這下完了,她怎麼沒想到要阻止她呢?秦儀又不肯說要去哪,現在怎麼找她,可是,她又怎麼知道嚴堂真的會來?
「什麼事情糟了?」嚴堂看見她不妙的表情,心里也起了不祥預感。
「你來遲一步,我姊早上去旅行了。」仲儀哀嘆著說。
這對嚴堂來說,是本世紀最不好的消息。他此刻是多麼渴望秦儀就在他觸手可及的地方,他想把她摟進懷里,想對她傾訴滿懷的愛語,想吻遍她每一寸肌膚……
「仲儀,她去了哪里?什麼時候回來?」嚴堂抓著她猛問。
「結婚前夕回來,去哪里不知道!」仲儀掙開他。真是,現在激動有屁用,以前好好珍惜秦儀,不就什麼事都沒了嗎?仲儀真想罵他兩句,不過當務之急,是找到姊姊,把她和柳軾晨的婚事先解決才是正經。
她看見嚴堂一語不發地愣著,拍拍他的肩,「喂,你快想想我姊會去哪里,你們在一起半年多,你對她的個性應該有一點了解吧?」
活像他想不出來就白活了半年似的,嚴堂睨她一眼,「你們姊妹在一起二十幾年,你不是應該更了解她?」
仲儀馬上變成啞巴,不過只維持了三秒鐘。
「喂,我是想幫你耶,怎麼反咬我一口!」她叉起腰,來個潑婦罵街。
「我又不是狗,怎麼會咬你。」嚴堂朝她上下掃描一遍,她這副潑辣樣,絕對是在秦儀身上看不到的,謝天謝地。為了不讓她發覺自己心里的想法,他問︰「你為什麼要幫我?」
「怎麼,你以為我應該幫柳軾晨?」仲儀瞪他一眼,都不知道原來幫他還需要理由的。「老實告訴你,是因為我知道我姊真正愛的人是你,所以我才幫你。」
「仲儀,謝謝你。」嚴堂感謝的是,她說出最重要的事——秦儀依然愛他!
「不必謝我。我可是告訴你,你必須盡快找到我姊,然後取消婚禮,這些事我幫不了你的忙。」仲儀先把丑話說在前。
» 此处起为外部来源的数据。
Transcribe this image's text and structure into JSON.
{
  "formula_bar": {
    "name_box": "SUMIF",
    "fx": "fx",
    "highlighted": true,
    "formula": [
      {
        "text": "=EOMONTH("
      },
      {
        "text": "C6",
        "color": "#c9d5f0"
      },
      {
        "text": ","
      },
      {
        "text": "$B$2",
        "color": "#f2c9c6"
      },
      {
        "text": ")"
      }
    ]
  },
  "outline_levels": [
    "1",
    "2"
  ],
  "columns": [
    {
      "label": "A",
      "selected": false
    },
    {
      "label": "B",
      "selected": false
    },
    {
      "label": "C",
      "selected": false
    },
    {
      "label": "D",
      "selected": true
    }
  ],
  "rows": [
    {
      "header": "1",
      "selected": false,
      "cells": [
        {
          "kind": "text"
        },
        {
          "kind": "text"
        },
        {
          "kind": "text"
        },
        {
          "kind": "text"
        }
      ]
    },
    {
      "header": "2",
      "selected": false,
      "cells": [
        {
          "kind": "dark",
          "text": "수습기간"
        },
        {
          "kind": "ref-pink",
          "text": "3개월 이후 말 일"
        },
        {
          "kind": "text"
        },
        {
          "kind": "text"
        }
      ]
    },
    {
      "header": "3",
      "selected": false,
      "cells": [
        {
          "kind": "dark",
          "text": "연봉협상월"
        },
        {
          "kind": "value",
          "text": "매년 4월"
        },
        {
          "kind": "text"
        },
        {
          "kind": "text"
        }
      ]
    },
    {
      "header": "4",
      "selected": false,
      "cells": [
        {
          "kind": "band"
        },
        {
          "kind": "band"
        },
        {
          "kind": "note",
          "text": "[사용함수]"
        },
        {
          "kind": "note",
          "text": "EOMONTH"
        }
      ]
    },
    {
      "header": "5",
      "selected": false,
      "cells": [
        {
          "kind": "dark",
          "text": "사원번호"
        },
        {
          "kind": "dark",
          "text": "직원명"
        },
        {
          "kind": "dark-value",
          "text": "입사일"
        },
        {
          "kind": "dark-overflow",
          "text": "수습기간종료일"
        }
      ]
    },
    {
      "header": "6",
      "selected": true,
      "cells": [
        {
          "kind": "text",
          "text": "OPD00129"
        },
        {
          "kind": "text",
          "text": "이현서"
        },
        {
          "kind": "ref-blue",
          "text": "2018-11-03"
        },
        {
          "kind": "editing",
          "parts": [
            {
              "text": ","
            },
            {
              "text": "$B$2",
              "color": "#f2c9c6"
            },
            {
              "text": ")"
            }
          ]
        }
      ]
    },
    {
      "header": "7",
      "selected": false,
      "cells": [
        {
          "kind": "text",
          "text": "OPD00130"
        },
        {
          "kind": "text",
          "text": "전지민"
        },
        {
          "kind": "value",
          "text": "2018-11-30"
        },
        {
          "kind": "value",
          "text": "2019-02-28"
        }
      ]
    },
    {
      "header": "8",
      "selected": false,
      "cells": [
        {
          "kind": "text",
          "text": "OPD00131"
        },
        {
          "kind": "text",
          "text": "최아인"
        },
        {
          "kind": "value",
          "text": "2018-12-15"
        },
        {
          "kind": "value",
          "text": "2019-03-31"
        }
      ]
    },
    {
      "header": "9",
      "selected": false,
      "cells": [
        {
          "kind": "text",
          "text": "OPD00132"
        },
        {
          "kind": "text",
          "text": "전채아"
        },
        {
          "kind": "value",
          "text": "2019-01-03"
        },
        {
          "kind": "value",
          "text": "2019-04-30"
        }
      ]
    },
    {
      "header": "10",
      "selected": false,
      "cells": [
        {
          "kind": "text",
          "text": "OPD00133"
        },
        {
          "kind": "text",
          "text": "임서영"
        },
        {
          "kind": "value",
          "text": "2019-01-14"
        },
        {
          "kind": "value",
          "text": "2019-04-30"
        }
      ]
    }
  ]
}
倒不是她不肯幫忙,此乃攸關兩家顏面的大問題,加上柳家在地方上是有頭有臉的人物,只怕會視退婚為奇恥大辱。這些問題她也不是現在才考慮到,只是她覺得與其勉強成就一段姻緣,倒不如成全一對有情人,至于有待解決的問題,就得靠當事人自行處理了。
不過她想,就算退婚不成,到時候只要嚴堂帶著秦儀私奔,她姊一樣可以獲得幸福。仲儀這個人一向樂觀。
「如果我沒猜錯的話,她應該會去……那里。」嚴堂很有把握地說。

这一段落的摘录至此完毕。